FunctionStateMapping
InitCommonControlsExSandbox state update
ImageList_Create / ImageList_Add / ImageList_DestroyImage list allocation / append / free

Catalog summary

  • Supported: ~85 functions with direct handlers
  • Routers: 8 (CreateFileW, DeviceIoControl, CreateDCW, NtQueryInformationProcess, NtQuerySystemInformation, NtCreateFile, NtSetInformationThread, RegCreateKeyExW, GetTokenInformation, CoCreateInstance, ShellExecuteW)
  • Stubbed at Phase 1: SEH (RtlAddVectoredExceptionHandler etc.), async I/O (FILE_FLAG_OVERLAPPED), direct device I/O (IOCTL_DISK_*, IOCTL_SERIAL_*), most ole32 beyond the enumerated CLSIDs

This surface covers the observed Win32 call patterns of the Phase 1 target apps. Phase 2 (CAD) and Phase 3 (instrumentation) will require substantial additions; those catalogs are future ADRs.

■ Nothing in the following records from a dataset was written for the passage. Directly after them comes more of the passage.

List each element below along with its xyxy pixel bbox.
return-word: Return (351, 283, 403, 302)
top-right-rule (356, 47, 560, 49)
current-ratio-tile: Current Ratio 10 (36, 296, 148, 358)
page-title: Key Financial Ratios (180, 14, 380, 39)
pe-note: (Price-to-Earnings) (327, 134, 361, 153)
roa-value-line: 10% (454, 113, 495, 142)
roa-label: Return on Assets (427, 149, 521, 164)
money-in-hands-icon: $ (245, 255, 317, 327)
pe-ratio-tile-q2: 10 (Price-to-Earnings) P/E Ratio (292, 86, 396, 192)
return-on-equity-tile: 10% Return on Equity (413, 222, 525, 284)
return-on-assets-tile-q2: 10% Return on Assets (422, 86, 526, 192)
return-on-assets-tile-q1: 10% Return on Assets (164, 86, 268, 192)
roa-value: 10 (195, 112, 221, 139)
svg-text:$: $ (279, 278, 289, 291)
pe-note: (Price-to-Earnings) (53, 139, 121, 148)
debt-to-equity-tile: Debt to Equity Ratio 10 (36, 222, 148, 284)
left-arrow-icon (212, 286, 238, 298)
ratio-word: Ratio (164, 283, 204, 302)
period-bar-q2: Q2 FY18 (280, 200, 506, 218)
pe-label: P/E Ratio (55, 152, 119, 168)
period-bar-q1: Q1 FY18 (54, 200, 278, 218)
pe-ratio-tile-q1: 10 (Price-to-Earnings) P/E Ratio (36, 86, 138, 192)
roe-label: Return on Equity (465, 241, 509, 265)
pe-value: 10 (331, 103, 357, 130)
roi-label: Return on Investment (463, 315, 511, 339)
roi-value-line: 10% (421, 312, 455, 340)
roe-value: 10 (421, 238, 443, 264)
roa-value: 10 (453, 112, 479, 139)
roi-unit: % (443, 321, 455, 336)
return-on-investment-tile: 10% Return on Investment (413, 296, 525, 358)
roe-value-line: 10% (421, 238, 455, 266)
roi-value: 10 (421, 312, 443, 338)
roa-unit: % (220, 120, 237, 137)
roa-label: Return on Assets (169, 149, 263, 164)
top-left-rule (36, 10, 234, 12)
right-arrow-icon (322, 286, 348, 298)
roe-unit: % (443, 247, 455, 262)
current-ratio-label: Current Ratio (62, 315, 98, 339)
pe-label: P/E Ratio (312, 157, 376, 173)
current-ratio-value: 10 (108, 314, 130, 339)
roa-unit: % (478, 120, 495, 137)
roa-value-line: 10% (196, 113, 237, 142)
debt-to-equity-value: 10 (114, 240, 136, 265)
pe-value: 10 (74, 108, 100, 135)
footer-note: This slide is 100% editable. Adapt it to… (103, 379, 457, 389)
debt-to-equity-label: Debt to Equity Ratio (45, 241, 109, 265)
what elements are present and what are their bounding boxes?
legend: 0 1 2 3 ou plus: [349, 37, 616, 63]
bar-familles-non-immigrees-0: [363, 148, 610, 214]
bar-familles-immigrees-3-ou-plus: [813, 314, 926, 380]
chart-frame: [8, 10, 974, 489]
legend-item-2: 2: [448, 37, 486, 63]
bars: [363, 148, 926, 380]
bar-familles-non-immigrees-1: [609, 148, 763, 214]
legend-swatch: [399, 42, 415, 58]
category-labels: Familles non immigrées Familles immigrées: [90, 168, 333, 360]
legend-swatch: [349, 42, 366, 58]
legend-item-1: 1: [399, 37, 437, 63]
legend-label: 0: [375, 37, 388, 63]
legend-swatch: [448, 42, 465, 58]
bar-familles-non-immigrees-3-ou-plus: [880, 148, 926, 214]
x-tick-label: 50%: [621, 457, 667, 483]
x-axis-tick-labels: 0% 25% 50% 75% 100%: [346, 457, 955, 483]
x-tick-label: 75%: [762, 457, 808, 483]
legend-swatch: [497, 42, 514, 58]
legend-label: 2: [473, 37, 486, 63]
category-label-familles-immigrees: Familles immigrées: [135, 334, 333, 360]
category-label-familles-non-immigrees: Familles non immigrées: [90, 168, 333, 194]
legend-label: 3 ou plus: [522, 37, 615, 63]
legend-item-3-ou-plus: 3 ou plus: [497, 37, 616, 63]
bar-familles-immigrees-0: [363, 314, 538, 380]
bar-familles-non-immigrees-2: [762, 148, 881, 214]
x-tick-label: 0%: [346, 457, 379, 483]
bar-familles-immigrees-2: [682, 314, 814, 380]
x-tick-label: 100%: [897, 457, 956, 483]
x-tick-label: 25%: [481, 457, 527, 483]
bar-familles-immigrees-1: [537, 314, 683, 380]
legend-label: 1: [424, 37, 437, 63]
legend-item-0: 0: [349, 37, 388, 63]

Relationship to Other ADRs

  • ADR-000 (Zero-Trust + Capabilities). Handler execution runs under the sandbox’s capabilities. Every IPC call a handler makes on the sandbox’s behalf passes through the standard capability check.
  • ADR-003 (Content-Addressed Storage). File access from a sandboxed PE flows through the VFS layer to the ObjectStore; the sandboxed Principal is the author, the parent user is the owner.
  • ADR-007 (Audit Telemetry). The WinShimCall audit event kind lands in the existing 64-byte RawAuditEvent format.
  • ADR-009 (Deployment Tiers). Windows compatibility is available on Tiers 2 and 3; the hardware floor for running Phase 1 apps is the Tier 2 target. The removal of the AI translator means compat is no longer gated by on-device model capacity.

Non-Goals

  • Full Win32 coverage. By design, this layer does not aim to implement all of Win32. It aims to implement a defined, tested subset well.
  • Behavioral pattern recognition across call sequences. Without the AI translator, there is no machinery for recognizing a CoCreateInstance → QueryInterface → method sequence as a translatable pattern. Each call is a handler; sequences emerge from app behavior, not from translation.
  • Running Windows drivers, services, DRM, or anti-cheat. Kernel-mode code cannot run. See win-compat.md for the broader non-goals list.
  • x86-on-AArch64 binary translation. Separate problem, separate eventual ADR.

Deferred Decisions

  • SEH support. Structured exception handling is pervasive in Windows apps but requires either a kernel SEH mechanism or a full user-space SEH emulator. Phase 1 stubs; decide when a target app’s failure trace names RtlAddVectoredExceptionHandler. Revisit when: a Phase 1 target app fails with STATUS_NOT_IMPLEMENTED from RtlAddVectoredExceptionHandler in the audit trail.
  • Threading model details. CreateThread/WaitForSingleObject map cleanly once CambiOS has a user-visible thread primitive. Until then, they stub. Revisit when: CambiOS threading lands and the user/thread-primitives crate is buildable.
  • UI service contract. Several handlers IPC into the “UI service” for window surfaces, dialogs, and font rendering. The UI service contract is not yet written. Revisit when: the UI service ADR lands (it will need to predate the first target app that hits a windowing handler).
  • Phase 2 CAD scope. The Phase 1 catalog covers business apps. CAD apps (SolidWorks, AutoCAD) require substantial additions (full COM, DirectX or OpenGL, OLE/ActiveX container, .NET interop). Without AI translation, each of these is a significant body of hand-written shim code. Whether Phase 2 is feasible at all in the bounded-static model — vs. deferred indefinitely or re-evaluated against a different translation strategy — is an open question. Revisit when: Phase 1 ships and the compat layer’s maintenance cost is a known quantity.

Cross-References

  • win-compat.md — Design document for the broader compat layer (PE loader, sandbox policy, virtual filesystem/registry, target application phases). This ADR is the shim-layer decision within that design.
  • STATUS.md — Windows compatibility remains “Planned (post-v1).” This ADR is a design landing, not an implementation landing.
  • CLAUDE.md — Required Reading map gets a row when the scaffolding lands: “Windows compatibility / PE loader / shim layer” → this ADR.